In April 2017, the FCA introduced changes designed to increasing transparency in the insurance sector by forcing insurers to show the previous year’s premium at each renewal so it can be directly compared to the new price. However, drivers don’t appear to be taking note.

Two thirds of drivers will see an increase of £40 or more for their fully comprehensive policy, but over a third (35%) still allow their policy to auto-renew. This is even though the majority (64%) had originally chosen their insurer based on price.

Some are still swayed by brand, either one they trust or like the look of. Younger generations were most swayed by marketing campaigns and offers.
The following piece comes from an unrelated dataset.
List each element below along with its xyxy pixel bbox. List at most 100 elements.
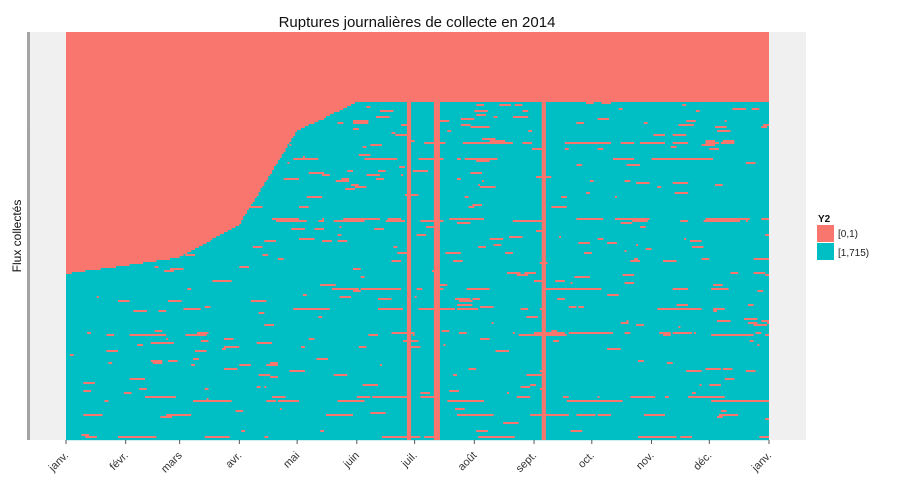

Those aged 55 and over were the most likely to choose insurers based on liking the brand (21%) and trust (26%).

Shopping around

Emma Garland, data scientist at MoneySuperMarket, said: “Despite significant cost savings to be made by switching insurer, over a third of drivers still allow their policy to automatically renew. Not only is this costing people millions of pounds a year at a time when insurance premiums are on the rise again, it also highlights that the FCA’s legislation hasn’t had a huge impact on consumer behaviour.

“No matter when your insurance is up for renewal, it pays to shop around and find a better deal. By taking out a policy with a different insurer you could save up to £259 on your premium, which for many people is probably the next four tanks of petrol.”